Let $(R, \mathfrak m, k)$ be a regular local ring of dimension $2$. Note that Hom$_R (k, M)$ is a finite dimensional $k$-vector space for any finitely generated $R$-module $M$ and Hom$_R (k, R/I) \cong (I:\mathfrak m)/I$ for any ideal $I$.
Then, is it true that $1+ \dim_k$ Hom$_R(k, R/I)=\mu (I) $ ?
Note that $\mu (I)=\dim_k I/I\mathfrak m$.
Also, note that if $\mu(I)=n$, then $I$ has a minimal free resolution $0\to R^{n-1}\to R^n \to I\to 0$ . So in particular one also has a minimal free resolution $0\to R \to R^2 \to \mathfrak m \to 0$ . I'm not sure whether these are helpful in the context or not.

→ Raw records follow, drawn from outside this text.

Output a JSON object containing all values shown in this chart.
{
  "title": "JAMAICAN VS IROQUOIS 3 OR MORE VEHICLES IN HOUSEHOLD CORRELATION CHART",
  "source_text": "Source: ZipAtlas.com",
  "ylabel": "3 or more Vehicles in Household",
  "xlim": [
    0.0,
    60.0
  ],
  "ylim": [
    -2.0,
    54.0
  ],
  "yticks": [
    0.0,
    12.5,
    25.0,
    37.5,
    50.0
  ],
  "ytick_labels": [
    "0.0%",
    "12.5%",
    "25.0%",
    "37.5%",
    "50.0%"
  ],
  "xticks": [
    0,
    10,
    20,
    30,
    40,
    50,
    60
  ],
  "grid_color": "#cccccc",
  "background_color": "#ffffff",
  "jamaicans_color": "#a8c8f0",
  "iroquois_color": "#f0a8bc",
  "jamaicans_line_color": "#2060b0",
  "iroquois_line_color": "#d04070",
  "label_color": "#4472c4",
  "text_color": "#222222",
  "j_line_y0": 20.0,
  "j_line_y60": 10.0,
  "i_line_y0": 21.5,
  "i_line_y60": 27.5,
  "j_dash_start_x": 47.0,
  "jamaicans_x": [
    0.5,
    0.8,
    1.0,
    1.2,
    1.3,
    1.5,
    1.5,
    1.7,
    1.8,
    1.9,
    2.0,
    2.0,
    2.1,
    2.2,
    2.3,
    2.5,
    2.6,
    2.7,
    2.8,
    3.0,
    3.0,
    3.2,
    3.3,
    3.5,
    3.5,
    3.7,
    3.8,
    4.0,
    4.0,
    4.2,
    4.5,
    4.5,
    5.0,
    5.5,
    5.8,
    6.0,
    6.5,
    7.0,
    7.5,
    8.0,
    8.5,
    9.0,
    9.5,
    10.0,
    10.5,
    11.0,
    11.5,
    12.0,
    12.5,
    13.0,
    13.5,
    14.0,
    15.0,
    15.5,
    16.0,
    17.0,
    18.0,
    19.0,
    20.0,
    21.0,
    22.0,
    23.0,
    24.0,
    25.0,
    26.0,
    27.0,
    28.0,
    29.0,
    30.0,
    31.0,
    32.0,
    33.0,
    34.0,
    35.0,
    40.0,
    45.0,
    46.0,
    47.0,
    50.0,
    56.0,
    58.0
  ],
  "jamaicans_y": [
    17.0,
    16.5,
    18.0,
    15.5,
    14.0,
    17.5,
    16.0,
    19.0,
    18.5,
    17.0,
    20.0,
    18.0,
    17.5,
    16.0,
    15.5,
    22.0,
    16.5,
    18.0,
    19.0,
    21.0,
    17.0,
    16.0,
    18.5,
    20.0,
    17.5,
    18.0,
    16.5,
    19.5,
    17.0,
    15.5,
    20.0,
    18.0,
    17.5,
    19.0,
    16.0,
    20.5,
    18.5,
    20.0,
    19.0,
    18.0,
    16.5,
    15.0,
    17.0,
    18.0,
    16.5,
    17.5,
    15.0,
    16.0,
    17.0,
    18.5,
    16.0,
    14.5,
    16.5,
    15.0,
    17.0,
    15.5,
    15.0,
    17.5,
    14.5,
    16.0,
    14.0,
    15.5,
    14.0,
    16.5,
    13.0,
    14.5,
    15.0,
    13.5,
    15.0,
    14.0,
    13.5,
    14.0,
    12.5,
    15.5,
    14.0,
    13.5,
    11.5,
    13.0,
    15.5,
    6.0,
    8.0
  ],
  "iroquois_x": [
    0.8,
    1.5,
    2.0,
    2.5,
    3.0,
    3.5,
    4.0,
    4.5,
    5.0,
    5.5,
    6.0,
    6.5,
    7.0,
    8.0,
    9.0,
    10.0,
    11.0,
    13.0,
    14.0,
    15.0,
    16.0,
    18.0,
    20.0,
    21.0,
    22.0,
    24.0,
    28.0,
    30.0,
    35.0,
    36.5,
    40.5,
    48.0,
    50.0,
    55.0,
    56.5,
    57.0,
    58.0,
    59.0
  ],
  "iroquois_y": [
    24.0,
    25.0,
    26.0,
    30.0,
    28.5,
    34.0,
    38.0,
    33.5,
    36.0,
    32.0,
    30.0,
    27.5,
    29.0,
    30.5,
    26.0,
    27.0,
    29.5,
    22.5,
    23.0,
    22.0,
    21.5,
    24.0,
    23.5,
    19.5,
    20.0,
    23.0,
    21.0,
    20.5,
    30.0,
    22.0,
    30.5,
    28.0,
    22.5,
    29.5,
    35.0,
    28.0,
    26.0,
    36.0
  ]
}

This is correct. Starting with $0\to I\to R\to R/I\to 0$, you get $\mathrm{Hom}(k,R/I)=\mathrm{Ext}^1(k,I)$, since $\mathrm{Ext}^1(k,R)=0$. From the exact sequence you have written, one has $0\to\mathrm{Ext}^1(k,I)\to\mathrm{Ext}^2(k,R^{n-1})\to\mathrm{Ext}^2(k,R^n)$. The last map is zero, since all are $k$-vector spaces and the minimality of the resolution says that all the entries in the map (thought of as a matrix over $R$, say) are in the maximal ideal. Now, $\mathrm{Ext}^2(k,R)=k$ and so you get $\dim_k\mathrm{Hom}(k,R/I)=\dim_k\mathrm{Ext}^1(k,I)=\dim_k\mathrm{Ext}^2(k,R^{n-1})=n-1$.